What Failing Businesses and Churches Have in Common

closed-out-of-businessThe last to know is usually the one who most needs to know.  I’m talking about the business owner who’s unaware their business is failing until it’s time to close the doors for good.  Or the pastor whose obilvious to their congregation’s decline until there’s no congregation left.  The two share a lot in common.  Mainly they’re surprised when the end finally comes, while everyone else saw it coming from a mile away.

I thought about that yesterday when I passed a restaurant near our house that had recently closed.  There was a “for rent” sign hanging in the window of the empty building.  As I drove by I wondered if the owner knew why it didn’t make it?  Because I did.

We used to stop in there.  They had a good location, fair prices and a decent menu.  It was small but convenient.  Perfect for a quick meal on the way to the ball fields or a “to-go” order when we didn’t feel like cooking.  But we stopped going.

It had nothing to do with the economy, competition or any of the other reasons owners usually cite for closing.  It had to do with a couple of bad experiences.  One time our order was messed up.  The other our food was undercooked.  We didn’t complain or ask to speak to a manager.  We just quietly decided to stop eating there.

I know, I know.  We should have said something.  We should have given them a chance to make it right.  But what can I say?  We’re typical customers.  We don’t complain to those who can do something about it.  We complain to our friends.  And then they stop going there as well.

That’s just reality.  If you’re a business owner it’s up to you.  People aren’t going to tell you what’s wrong.  You have to listen and watch.  The same is true for pastors and church leaders.  Most people won’t complain when they have a negative experience at your church.  They’ll just quietly leave.  The complainers always stay.  🙂

That’s why we have to be proactive.  Wake up.  Look around.  Ask questions.  Listen.  Lead.  We can’t sit by and hope things get better.  We have to step up and do something.  Improve what needs improved.  Change what needs changed.  We have to raise our awareness because if we’re the last to see the problem then we’ve got a real problem.

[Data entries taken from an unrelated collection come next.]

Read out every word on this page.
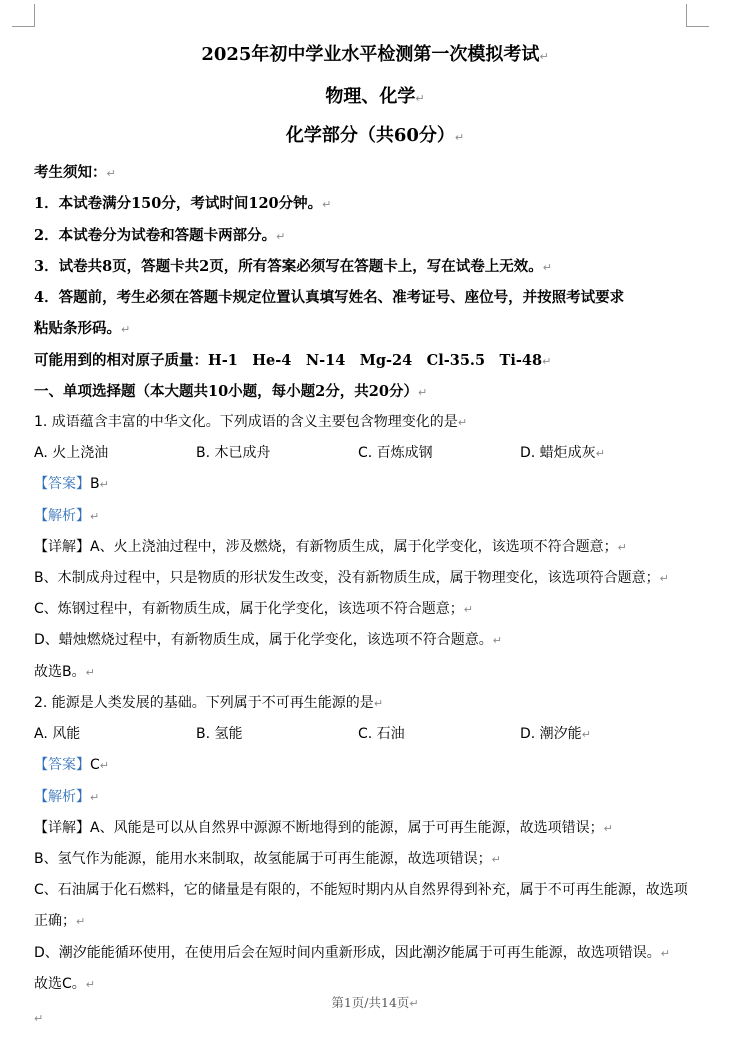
2025年初中学业水平检测第一次模拟考试↵
物理、化学↵
化学部分（共60分）↵
考生须知：↵
1．本试卷满分150分，考试时间120分钟。↵
2．本试卷分为试卷和答题卡两部分。↵
3．试卷共8页，答题卡共2页，所有答案必须写在答题卡上，写在试卷上无效。↵
4．答题前，考生必须在答题卡规定位置认真填写姓名、准考证号、座位号，并按照考试要求
粘贴条形码。↵
可能用到的相对原子质量：H-1　He-4　N-14　Mg-24　Cl-35.5　Ti-48↵
一、单项选择题（本大题共10小题，每小题2分，共20分）↵
1. 成语蕴含丰富的中华文化。下列成语的含义主要包含物理变化的是↵
A. 火上浇油	B. 木已成舟	C. 百炼成钢	D. 蜡炬成灰↵
【答案】B↵
【解析】↵
【详解】A、火上浇油过程中，涉及燃烧，有新物质生成，属于化学变化，该选项不符合题意；↵
B、木制成舟过程中，只是物质的形状发生改变，没有新物质生成，属于物理变化，该选项符合题意；↵
C、炼钢过程中，有新物质生成，属于化学变化，该选项不符合题意；↵
D、蜡烛燃烧过程中，有新物质生成，属于化学变化，该选项不符合题意。↵
故选B。↵
2. 能源是人类发展的基础。下列属于不可再生能源的是↵
A. 风能	B. 氢能	C. 石油	D. 潮汐能↵
【答案】C↵
【解析】↵
【详解】A、风能是可以从自然界中源源不断地得到的能源，属于可再生能源，故选项错误；↵
B、氢气作为能源，能用水来制取，故氢能属于可再生能源，故选项错误；↵
C、石油属于化石燃料，它的储量是有限的，不能短时期内从自然界得到补充，属于不可再生能源，故选项
正确；↵
D、潮汐能能循环使用，在使用后会在短时间内重新形成，因此潮汐能属于可再生能源，故选项错误。↵
故选C。↵
第1页/共14页↵
↵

So how does your church address this issue?  How do you evaluate and gather feedback?  How do you listen and gather info? 

2 thoughts on “What Failing Businesses and Churches Have in Common

  1. I love my church they are open to suggestions and are a very open arms loving church! I loved the celebration of the Lords Supper I am sure some were uncomfortable with it, but I loved sharing it with others! I hope that we do it again!

  2. Don’t you know that the older generations do not listen to the younger? They just speak and all are expected to listen and obey. Then when we don’t, we are accused of being immature, untrustworthy, and incompetent. We are also told to be nice to her since she is old. Now I respect older people but I don’t think that every idea should be able to be held hostage by an old person. Now, suggestions with a large donation behind them seem to receive consideration. However, most suggestions can still be shot down by one old person raising a complaint.